Si el Estado mantiene su incapacidad para enfrentar el problema de la violencia y criminalidad, dentro de poco tendremos que ir pensando ya no sólo en jueces sin rostro y policías encapuchados, sino que también en Ministros Anónimos, Magistrados con máscara y Presidentes Secretos porque tal y como están las cosas, desde la primera autoridad del país hasta la última, todos se encuentran en riesgo de caer en las garras de alguna de esas bandas de sicarios que operan tan impunemente a lo largo y ancho del país.

Cuando un Estado necesita despojar de rostro a sus operadores de justicia por temor a represalias del crimen organizado, de hecho está claudicando en la lucha por la seguridad en democracia porque de una u otra manera ello implica el fin de las garantías del debido proceso. Para empezar, hay que pensar que habrá que preparar salas con magistrados sin rostro y una Corte Suprema de Justicia anónima, puesto que eventualmente todo proceso podrá llegar a esas instancias.

Ya vimos que la ausencia de rostro debilita el debido proceso con la experiencia de los Tribunales de Fuero Especial cuyo único rostro fue el de Ríos Montt. Pero lo subyacente en todo este problema es la crisis en la seguridad ciudadana que nos obligaría a los ciudadanos honrados a vivir a escondidas, evitando dar la cara porque hay un tácito reconocimiento de que el poder lo ejerce el crimen organizado y que para contrarrestarlo hay que actuar clandestinamente.

Con el añadido de que el crimen organizado no carece de rostro y que local e internacionalmente se ha identificado a sus principales cabecillas y son ampliamente reconocidos. En otras palabras, los criminales son conocidos y actúan a las claras, mientras que se pretende que las autoridades pasen a una situación de clandestinidad para enfrentar la situación. Puede ser que no exista otra salida y que la propuesta del ministro Carlos Vielmann sea sensata de cara a la realidad que vivimos, pero ello no significa que no tengamos que reconocer que es una forma de claudicar ante el crimen y la inseguridad.

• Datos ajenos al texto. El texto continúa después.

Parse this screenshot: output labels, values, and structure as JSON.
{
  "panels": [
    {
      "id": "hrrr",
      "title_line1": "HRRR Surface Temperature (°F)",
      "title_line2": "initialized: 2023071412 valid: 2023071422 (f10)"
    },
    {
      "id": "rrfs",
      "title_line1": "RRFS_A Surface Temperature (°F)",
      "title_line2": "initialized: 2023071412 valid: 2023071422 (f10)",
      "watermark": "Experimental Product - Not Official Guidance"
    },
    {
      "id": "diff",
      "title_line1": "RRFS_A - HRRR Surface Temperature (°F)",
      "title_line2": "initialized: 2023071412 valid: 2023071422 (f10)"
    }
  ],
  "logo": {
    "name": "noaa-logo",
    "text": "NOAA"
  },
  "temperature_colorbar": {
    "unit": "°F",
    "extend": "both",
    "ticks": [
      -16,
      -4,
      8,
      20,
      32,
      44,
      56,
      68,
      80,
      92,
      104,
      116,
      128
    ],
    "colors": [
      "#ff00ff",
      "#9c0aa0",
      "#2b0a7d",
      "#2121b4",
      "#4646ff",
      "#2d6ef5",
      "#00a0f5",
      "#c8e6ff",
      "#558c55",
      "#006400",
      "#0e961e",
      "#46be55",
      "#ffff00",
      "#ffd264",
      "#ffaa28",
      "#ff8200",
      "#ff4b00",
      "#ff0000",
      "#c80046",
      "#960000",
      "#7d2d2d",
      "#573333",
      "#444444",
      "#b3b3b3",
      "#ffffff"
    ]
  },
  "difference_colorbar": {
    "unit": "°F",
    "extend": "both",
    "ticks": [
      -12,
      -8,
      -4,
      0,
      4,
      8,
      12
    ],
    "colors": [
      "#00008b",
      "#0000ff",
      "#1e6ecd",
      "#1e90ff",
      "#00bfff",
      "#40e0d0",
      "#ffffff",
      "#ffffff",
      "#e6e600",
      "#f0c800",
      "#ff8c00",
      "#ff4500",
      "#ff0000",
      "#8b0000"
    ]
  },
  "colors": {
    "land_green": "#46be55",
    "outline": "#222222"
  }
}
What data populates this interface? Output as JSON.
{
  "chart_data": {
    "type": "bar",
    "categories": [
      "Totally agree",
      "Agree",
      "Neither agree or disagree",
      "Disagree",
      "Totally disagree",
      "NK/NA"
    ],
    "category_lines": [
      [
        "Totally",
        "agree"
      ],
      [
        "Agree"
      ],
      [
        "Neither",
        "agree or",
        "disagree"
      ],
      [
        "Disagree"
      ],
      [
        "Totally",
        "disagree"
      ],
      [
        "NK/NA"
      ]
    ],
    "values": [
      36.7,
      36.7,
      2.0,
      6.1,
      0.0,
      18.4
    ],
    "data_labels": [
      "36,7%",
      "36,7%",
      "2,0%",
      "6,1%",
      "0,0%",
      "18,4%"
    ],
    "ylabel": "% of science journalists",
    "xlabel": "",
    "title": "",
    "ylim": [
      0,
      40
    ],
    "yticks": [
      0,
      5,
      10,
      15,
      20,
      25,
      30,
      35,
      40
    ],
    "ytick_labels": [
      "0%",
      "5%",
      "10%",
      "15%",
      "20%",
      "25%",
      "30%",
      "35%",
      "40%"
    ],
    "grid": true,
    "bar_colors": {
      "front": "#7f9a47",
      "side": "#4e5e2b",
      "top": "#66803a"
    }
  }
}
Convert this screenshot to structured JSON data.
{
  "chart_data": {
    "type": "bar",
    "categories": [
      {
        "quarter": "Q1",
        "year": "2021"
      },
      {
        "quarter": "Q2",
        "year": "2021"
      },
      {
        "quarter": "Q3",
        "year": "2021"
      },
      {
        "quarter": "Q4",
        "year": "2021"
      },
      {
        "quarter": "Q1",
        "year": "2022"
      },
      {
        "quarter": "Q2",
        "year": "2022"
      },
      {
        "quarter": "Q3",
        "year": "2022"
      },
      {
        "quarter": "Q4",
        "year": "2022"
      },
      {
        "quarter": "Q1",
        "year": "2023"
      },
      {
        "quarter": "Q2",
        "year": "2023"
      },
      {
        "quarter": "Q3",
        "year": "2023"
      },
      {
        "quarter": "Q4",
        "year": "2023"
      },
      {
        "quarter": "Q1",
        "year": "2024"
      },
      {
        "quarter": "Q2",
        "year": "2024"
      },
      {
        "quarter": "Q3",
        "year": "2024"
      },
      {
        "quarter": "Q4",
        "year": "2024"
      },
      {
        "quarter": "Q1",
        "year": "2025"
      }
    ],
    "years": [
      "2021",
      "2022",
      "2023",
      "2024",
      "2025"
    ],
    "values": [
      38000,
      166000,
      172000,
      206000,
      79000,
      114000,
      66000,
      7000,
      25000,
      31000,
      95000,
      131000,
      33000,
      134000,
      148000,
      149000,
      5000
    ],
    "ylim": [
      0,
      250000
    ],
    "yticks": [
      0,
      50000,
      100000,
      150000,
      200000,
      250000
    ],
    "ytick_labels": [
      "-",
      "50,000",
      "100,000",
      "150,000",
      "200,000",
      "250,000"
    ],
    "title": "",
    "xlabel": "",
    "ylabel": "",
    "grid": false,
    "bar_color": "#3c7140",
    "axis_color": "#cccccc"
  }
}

Y pasa lo de siempre. Un Estado débil e incompetente tiene que recurrir a aberraciones para funcionar, cayendo en el papel de la ilegalidad. Crea secretos escuadrones de la muerte, tribunales secretos, policías encapuchados para realizar capturas y autoridades incapaces de dar la cara. En ese marco, no nos sorprenda el florecimiento de la corrupción y la impunidad porque nadie es responsable de nada y cedemos ante la obligación de cumplir con los deberes constitucionales. ¿Es viable un Estado así? Por supuesto que no y por ello la sociedad tiene que iniciar un debate de fondo sobre el futuro de Guatemala.